Cheap Internet phone service is leading to a boom in overseas fraudster robocalls—many of them victimizing senior citizens—but help is on the way, the Senate Special Committee on Aging was told Wednesday.

Voice Over Internet Protocol (VoIP) technology has enabled foreign companies, typically from India, to make millions of scam calls for less than one cent a minute, helping cause complaints to the Federal Trade Commission about the fraudsters to climb to 150,000 a month from 63,000 six years ago.

As a result, the Federal Trade Commission is expected to consider a proposal as soon as next week from its Chairman Tom Wheeler that would give telephone companies the right to block robocalls.

“They think they have an obligation to connect every call,” committee member Sen. Claire McCaskill (D-Missouri) said.

Sen. Susan Collins (R-Maine), the committee chairwoman, said this is step is needed to protect seniors from the victimizers.

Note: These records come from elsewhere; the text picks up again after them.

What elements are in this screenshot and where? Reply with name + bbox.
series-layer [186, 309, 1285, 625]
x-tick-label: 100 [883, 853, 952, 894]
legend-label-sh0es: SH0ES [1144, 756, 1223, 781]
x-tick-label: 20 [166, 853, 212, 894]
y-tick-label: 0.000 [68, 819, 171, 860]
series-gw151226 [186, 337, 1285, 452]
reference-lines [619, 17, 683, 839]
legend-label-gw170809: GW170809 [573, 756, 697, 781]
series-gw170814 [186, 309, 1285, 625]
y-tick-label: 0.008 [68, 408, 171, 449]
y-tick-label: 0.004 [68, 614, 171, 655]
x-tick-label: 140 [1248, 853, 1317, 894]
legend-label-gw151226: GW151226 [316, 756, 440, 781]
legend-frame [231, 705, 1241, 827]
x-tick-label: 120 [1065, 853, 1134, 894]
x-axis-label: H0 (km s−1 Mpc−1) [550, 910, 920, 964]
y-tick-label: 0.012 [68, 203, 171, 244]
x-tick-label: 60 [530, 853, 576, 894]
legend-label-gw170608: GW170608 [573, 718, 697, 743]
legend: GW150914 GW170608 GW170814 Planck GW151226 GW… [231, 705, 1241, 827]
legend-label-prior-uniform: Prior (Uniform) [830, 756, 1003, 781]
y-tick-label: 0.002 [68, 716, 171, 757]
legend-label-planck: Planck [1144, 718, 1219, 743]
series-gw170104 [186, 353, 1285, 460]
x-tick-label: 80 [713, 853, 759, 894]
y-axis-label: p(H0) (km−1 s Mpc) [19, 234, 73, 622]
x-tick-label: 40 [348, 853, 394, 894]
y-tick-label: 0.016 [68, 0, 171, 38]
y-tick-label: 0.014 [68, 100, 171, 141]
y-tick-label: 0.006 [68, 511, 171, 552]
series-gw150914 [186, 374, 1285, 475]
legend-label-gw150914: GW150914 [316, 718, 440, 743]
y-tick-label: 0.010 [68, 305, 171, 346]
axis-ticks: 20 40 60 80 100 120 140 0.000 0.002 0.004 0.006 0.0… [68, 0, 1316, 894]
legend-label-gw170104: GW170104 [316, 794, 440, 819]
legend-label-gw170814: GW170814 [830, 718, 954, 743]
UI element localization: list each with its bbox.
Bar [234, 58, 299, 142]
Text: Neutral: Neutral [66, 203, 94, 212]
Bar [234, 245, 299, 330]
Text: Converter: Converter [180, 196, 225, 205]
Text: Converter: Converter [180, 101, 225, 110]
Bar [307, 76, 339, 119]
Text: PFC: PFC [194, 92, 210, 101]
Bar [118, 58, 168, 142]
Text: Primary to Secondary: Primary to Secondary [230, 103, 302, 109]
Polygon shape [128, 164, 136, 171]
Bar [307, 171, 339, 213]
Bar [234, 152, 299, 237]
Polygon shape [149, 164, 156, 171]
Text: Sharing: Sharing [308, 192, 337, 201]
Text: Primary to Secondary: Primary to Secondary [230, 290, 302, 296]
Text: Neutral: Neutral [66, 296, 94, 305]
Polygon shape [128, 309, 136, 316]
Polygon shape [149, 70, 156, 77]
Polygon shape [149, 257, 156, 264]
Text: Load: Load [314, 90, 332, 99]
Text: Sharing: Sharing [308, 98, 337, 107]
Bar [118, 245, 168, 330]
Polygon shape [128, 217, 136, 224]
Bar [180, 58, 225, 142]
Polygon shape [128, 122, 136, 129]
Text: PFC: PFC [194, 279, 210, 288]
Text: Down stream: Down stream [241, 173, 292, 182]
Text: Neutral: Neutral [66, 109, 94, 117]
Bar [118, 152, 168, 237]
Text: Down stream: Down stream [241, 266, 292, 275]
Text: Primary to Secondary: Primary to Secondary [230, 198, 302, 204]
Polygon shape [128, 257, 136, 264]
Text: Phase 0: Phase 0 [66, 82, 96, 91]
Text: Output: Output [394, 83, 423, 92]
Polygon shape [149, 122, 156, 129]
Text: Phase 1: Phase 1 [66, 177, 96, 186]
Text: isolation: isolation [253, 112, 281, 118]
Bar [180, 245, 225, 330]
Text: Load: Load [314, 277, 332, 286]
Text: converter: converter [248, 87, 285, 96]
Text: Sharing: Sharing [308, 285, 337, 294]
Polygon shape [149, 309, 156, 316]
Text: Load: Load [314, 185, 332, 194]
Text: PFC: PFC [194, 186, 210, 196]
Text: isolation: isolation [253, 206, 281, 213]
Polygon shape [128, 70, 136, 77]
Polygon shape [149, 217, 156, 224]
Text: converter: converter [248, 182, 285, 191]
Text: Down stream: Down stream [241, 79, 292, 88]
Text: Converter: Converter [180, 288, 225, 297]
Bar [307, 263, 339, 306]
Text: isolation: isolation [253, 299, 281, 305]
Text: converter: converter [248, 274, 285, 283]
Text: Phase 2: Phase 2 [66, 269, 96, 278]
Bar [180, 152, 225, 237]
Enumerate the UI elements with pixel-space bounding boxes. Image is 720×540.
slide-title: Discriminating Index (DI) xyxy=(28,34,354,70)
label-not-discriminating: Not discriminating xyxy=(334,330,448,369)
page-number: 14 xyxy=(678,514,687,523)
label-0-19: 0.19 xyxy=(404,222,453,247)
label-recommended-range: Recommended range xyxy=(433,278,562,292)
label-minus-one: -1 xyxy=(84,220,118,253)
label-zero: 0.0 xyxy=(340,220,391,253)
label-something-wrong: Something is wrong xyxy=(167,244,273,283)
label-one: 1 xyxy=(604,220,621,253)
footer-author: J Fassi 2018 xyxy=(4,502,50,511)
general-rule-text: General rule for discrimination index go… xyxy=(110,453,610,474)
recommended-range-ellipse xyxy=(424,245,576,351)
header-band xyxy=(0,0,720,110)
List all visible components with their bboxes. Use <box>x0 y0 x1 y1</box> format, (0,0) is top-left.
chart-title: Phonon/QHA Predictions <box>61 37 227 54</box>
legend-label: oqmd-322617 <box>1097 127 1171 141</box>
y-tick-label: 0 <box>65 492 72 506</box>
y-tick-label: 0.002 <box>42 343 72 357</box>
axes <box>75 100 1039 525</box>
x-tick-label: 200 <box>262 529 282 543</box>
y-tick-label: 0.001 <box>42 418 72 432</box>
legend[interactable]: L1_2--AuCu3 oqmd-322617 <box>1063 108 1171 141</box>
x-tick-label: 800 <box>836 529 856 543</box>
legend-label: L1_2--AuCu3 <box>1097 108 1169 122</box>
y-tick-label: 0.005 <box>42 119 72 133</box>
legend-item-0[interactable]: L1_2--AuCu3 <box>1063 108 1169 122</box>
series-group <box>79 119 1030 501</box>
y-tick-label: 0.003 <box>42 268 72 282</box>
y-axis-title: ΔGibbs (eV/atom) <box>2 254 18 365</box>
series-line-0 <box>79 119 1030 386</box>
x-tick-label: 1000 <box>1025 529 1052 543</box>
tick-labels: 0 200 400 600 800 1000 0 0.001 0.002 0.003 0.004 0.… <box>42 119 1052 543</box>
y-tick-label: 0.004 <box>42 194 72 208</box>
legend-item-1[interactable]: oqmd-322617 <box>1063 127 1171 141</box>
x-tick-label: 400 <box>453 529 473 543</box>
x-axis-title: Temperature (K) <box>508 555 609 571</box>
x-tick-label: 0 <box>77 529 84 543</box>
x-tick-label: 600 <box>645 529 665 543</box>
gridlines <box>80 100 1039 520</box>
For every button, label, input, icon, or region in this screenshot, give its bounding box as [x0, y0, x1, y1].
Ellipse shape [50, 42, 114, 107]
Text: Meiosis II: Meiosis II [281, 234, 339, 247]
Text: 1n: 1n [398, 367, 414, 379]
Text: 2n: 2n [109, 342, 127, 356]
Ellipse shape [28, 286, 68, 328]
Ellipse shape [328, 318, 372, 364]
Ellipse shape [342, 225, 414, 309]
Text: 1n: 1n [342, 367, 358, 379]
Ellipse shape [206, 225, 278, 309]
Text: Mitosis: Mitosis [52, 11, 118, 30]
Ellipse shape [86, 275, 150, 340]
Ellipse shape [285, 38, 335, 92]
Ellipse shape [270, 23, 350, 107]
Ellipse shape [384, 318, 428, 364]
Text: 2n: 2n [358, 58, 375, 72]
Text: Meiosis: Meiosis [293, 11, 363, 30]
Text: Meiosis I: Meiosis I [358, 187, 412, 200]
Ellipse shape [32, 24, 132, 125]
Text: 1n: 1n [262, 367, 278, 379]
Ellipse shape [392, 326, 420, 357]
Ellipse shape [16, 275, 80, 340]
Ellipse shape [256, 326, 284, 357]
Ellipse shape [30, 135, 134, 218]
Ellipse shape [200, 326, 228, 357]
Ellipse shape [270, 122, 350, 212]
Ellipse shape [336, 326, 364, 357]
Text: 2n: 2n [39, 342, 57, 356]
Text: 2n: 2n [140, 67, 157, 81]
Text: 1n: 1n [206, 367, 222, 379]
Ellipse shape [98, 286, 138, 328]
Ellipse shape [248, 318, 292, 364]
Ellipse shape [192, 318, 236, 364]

She noted that when robocallers hide their identity (a practice called “spoofing”) and use Caller ID to pretend to be from the Internal Revenue Service or the police, some senior citizens become scared and can be easily hustled into doing whatever the scamsters demand.

“The technology does exist for us to deal with this problem. We need to push the telephone companies in the name of consumer protections,” said Collins.